En cause : les aménagements pour le bac 2021. Des syndicats lycéens demandaient à ce que l’examen soit passé en contrôle continu, en raison de la crise sanitaire du Covid-19 qui a largement perturbé les cours depuis la rentrée. Jean-Michel Blanquer a cependant annoncé que le grand oral, épreuve phare qui doit avoir lieu pour la première fois cette année, serait maintenu. En revanche, pour l’épreuve de philosophie, la note de contrôle continu sera retenue si elle est meilleure que celle de l'épreuve écrite. "C'est du bricolage", a réagi Antonin Nouvian. "Jean-Michel Blanquer n'apporte pas de vraies solutions. Outre ce fait-là, il ne répond pas aux questions sanitaires et en plus, il oublie encore et toujours les lycéens issus du professionnel, les lycéens en CAP et en BTS", a-t-il poursuivi.

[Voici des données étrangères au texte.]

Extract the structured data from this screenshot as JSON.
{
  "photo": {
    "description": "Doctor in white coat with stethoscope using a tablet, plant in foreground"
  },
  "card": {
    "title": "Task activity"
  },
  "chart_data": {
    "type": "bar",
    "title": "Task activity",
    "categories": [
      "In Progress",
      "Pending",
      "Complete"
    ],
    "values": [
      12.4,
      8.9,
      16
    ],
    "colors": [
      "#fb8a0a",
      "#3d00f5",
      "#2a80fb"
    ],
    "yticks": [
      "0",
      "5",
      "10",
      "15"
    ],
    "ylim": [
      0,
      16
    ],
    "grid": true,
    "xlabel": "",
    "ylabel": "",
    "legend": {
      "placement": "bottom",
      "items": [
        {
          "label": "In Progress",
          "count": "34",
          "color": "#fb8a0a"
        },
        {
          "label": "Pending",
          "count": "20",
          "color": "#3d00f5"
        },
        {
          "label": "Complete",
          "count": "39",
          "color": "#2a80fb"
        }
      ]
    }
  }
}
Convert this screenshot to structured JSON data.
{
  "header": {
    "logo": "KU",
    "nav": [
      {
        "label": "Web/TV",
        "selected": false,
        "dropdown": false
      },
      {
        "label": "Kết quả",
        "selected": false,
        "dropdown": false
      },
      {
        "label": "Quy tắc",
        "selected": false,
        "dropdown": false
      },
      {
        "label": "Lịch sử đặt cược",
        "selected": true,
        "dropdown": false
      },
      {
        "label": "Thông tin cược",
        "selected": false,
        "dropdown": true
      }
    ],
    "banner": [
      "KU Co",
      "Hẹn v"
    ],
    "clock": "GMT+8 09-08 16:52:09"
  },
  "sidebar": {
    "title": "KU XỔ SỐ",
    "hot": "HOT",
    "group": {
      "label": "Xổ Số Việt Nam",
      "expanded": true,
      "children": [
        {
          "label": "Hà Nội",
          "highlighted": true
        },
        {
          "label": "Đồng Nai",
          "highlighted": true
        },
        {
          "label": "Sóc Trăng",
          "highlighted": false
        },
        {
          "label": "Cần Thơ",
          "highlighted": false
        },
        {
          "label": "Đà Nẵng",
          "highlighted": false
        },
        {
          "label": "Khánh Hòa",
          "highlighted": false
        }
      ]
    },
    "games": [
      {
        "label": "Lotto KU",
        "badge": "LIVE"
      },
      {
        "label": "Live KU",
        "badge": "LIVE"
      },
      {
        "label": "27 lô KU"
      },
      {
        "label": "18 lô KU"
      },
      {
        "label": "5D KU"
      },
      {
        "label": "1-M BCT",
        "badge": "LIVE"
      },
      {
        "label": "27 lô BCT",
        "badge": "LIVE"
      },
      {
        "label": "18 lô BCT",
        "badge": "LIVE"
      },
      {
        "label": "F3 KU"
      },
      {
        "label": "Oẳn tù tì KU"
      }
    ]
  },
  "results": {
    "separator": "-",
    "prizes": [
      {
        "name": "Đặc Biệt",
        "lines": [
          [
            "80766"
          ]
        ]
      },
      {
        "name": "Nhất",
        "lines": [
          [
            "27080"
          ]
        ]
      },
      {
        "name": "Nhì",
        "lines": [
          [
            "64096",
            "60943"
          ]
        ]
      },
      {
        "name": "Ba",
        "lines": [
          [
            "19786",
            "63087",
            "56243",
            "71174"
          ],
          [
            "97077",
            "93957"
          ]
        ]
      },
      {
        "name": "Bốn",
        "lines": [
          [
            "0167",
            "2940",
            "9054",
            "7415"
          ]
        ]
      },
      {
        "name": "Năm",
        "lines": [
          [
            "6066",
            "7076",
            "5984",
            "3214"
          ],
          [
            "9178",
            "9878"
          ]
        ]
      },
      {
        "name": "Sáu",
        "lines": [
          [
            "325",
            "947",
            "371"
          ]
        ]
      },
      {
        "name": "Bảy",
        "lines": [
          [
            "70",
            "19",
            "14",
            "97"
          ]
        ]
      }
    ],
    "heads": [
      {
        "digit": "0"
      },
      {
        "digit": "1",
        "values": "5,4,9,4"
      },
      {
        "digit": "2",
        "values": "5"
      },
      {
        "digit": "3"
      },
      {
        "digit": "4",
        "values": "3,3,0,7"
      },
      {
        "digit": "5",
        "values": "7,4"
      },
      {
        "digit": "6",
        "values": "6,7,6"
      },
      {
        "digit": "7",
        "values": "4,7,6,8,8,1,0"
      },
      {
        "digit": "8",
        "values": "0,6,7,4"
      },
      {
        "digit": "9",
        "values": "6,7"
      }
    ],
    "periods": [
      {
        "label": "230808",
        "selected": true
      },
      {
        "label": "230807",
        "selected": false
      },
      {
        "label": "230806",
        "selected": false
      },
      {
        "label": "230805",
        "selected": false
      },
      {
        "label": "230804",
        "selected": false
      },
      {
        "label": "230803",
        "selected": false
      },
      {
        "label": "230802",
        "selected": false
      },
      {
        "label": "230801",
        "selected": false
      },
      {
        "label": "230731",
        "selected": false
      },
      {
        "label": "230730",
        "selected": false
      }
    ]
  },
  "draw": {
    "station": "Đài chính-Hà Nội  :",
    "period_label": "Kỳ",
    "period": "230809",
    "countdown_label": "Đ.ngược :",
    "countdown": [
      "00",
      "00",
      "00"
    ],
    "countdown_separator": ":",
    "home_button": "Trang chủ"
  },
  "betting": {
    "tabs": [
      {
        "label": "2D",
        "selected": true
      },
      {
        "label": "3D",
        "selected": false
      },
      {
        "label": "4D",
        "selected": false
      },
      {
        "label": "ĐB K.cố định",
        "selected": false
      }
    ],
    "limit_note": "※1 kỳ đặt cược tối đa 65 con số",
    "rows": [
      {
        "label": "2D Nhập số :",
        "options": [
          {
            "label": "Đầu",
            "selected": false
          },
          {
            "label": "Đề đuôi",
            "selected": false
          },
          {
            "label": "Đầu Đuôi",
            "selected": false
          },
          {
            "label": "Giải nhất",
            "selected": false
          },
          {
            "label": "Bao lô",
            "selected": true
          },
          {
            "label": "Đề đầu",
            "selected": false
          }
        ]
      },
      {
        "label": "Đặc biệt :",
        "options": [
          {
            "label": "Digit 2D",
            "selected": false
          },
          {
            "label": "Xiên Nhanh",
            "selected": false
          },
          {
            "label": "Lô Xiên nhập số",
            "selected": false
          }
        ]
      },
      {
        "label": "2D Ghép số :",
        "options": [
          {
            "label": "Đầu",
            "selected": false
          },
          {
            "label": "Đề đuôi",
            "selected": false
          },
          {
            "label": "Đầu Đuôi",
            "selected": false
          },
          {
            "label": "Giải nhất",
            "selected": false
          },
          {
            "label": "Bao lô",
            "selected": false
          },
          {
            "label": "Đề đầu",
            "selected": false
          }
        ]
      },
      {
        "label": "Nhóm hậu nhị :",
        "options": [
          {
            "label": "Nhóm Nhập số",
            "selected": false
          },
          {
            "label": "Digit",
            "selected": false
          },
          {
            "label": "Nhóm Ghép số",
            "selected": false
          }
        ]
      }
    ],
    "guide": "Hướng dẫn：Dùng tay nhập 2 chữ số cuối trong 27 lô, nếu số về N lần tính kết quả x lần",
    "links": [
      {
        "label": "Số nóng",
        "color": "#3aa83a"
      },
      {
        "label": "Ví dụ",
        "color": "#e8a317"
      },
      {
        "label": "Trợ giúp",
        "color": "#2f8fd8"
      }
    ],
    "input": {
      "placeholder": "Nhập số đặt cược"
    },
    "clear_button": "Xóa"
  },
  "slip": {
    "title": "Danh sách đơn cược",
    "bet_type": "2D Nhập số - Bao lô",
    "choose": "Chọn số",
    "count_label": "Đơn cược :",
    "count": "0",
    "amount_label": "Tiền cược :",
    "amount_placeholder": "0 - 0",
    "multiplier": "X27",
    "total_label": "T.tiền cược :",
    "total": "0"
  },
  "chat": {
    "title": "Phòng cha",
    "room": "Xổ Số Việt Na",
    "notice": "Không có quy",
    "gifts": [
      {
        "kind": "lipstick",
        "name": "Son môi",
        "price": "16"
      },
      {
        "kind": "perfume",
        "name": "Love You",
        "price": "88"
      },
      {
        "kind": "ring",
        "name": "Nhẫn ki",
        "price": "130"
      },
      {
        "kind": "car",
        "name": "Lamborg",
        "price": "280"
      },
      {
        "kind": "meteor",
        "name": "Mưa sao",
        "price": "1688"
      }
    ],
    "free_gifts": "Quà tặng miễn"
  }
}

Sur Europe 1, Antonin Nouvian a également reproché à Jean-Michel Blanquer de ne pas avoir reçu toutes les organisations lycéennes. "Il a toujours refusé de rencontrer les organisations syndicales lycéennes qui ont appelé justement à la mobilisation. Il s'entête à recevoir une organisation lycéenne proche d’Avenir lycéen, une ancienne association qui avait été pointée par une enquête de Médiapart (également selon Libération, ce syndicat lycéen, créé en 2018, avait été initié par le Ministère pour soutenir les propositions du gouvernement et servir la communication du ministre, ndlr)", a poursuivi Antonin Nouvian.

Invité d’Europe 1 lundi soir, Jean-Michel Blanquer s’était dit "ouvert à des aménagements possibles", mais avait répété qu’il tenait à "ce qu'on ne passe pas au contrôle continu intégral".